You could double this recipe for a bigger batch of apple butter than you need for this cake, and either keep it in the fridge, or seal it properly as for jam in sterilised jars to store at room temperature (refrigerate once opened). If you do double the recipe, use a larger pan: this allows more of the apple purée to stay in contact with the heat, so the cooking time is quicker and the taste fresher. I wouldn’t advise making this in larger quantities; better to do multiple small batches.
Ingredients
- 700g (about 1½ pounds) peeled and cored apple, cut into chunks (start with about 1 kilo, or just over 2 pounds — see note above)
- 240ml (1 cup) water
- Juice of 1 lemon — more if needed
- 200g (1 cup packed) light Muscovado sugar
- Optional: ½ teaspoon ground cinnamon
Directions
- Cook the apples with the water in a medium-large saucepan with the lid on until the apples are completely soft. Cool slightly and then use a stick-blender, a blender or a food-processor, to purée the cooked apple to a uniformly smooth consistency.
- Return the smooth purée to the saucepan and add the sugar, lemon juice, and cinnamon if using, and cook over medium heat until it reaches a gentle boil, stirring constantly and scraping the sides and bottom of the pan to prevent scorching (a silicone spatula is ideal for this).
- Continue to simmer gently until the purée is thick enough to fall from the spatula in a sheet – about 5-10 minutes. You will know it’s nearly there when the bottom of the pan starts to show for a second or two when you scrape it with a spatula. To test whether the apple butter is thick enough, spoon a bit onto a small plate. If it retains a mound shape and oozes no liquid, it’s done. The apple butter will continue to thicken as it cools. It needs to be thick enough to mound slightly, but don’t overcook it or the natural pectin in the apples could make it almost solid and too firm to spread (like a quince membrillo or damson ‘cheese’**).
- Taste, and adjust the balance of sweet and tart by adding a little more lemon juice if needed, or a little more sugar while the apple butter is still hot enough to allow the sugar to melt. Cool completely and refrigerate; or ladle while still hot into sterilised jars and seal tightly (don’t attempt to tighten further once the jars have cooled as this will break the vacuum seal).

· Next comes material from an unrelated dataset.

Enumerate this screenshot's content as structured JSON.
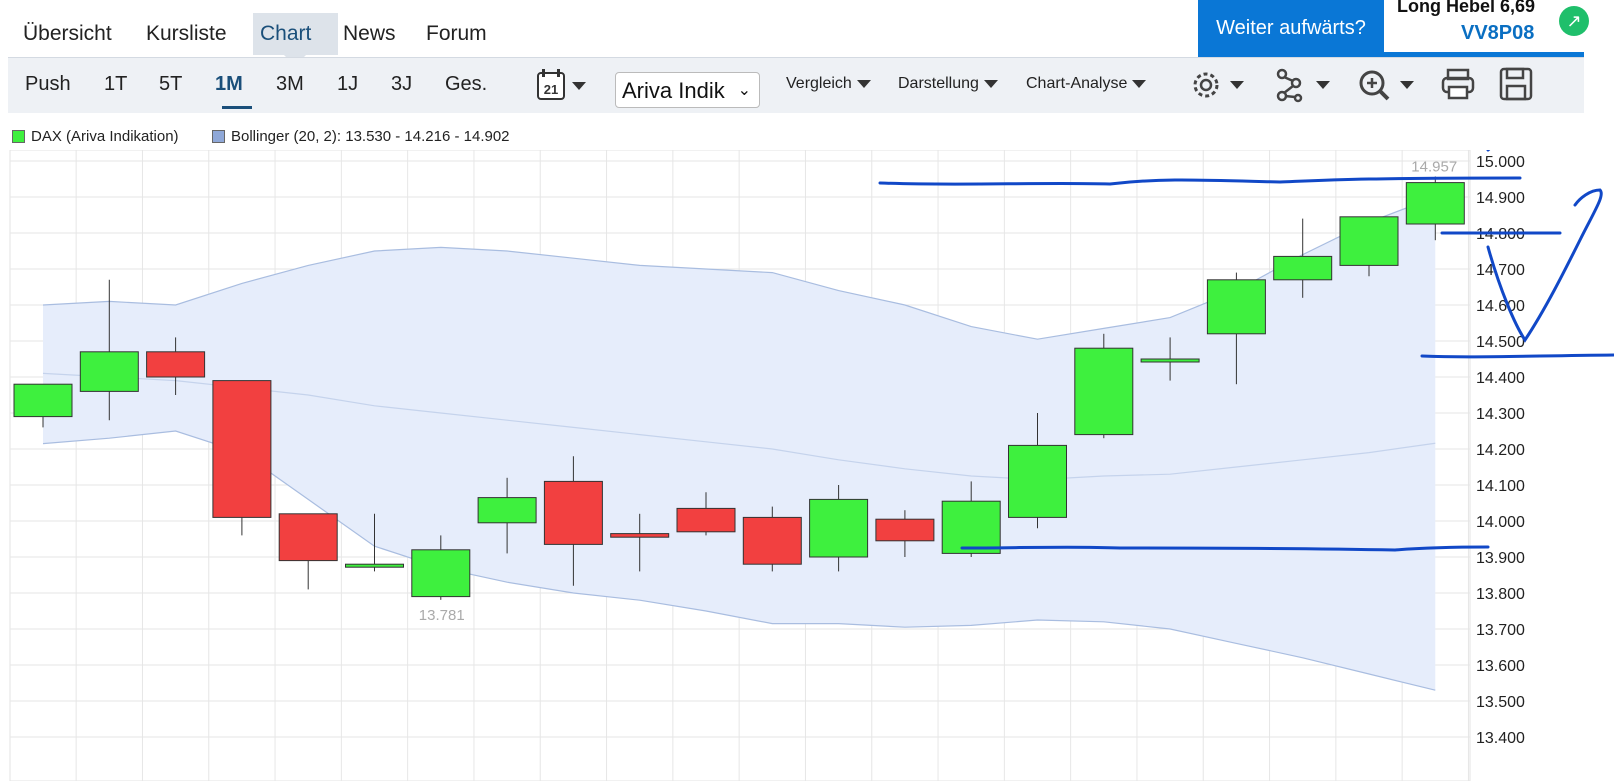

Unopened, a properly sealed jar will last about a year at room temperature, or around one month in the fridge once opened.
**Note: Should you happen to overcook the apple butter by mistake, you can simply adapt it to that purpose and shape it in a mould or loaf pan to slice as an accompaniment to cheese.
Makes about 8-10 slices
Make the slices and decorate the cake with them as close to serving time as possible, as the moisture of the apples, and its contact with the whipped cream, will melt the caramelised sugar.
Ingredients
- 4-5 small apples, or enough to give you 8-10 centre-slices
- Juice of one lemon
- 200g (1 cup) white sugar
- 1 tablespoon water
Directions
- Cut the apples into attractive slices about ¼-inch (.6cm) thick, cutting through, or close to, the centre core. Immediately sprinkle with lemon juice on all sides to prevent browning.
- Caramelise the sugar: in a small saucepan, heat the sugar and water together over medium-low heat while the sugar slowly dissolves. Don’t stir, but gently shake the pan as necessary to help the sugar melt more evenly. When it has melted completely, start watching for a change of colour: once it reaches a pleasant amber colour (and smells caramelised), remove the pan from the heat and carefully dip the apples slices into it one at a time while the sugar is still molten, and coat each slice of apple as thoroughly as possible using a fork to manipulate the slices and being careful not to burn yourself.
- Remove each apple slice when coated, and transfer to a rack lined with baking parchment. Don’t disturb until the caramelised sugar coating has hardened and the slices can be removed from the paper without sticking.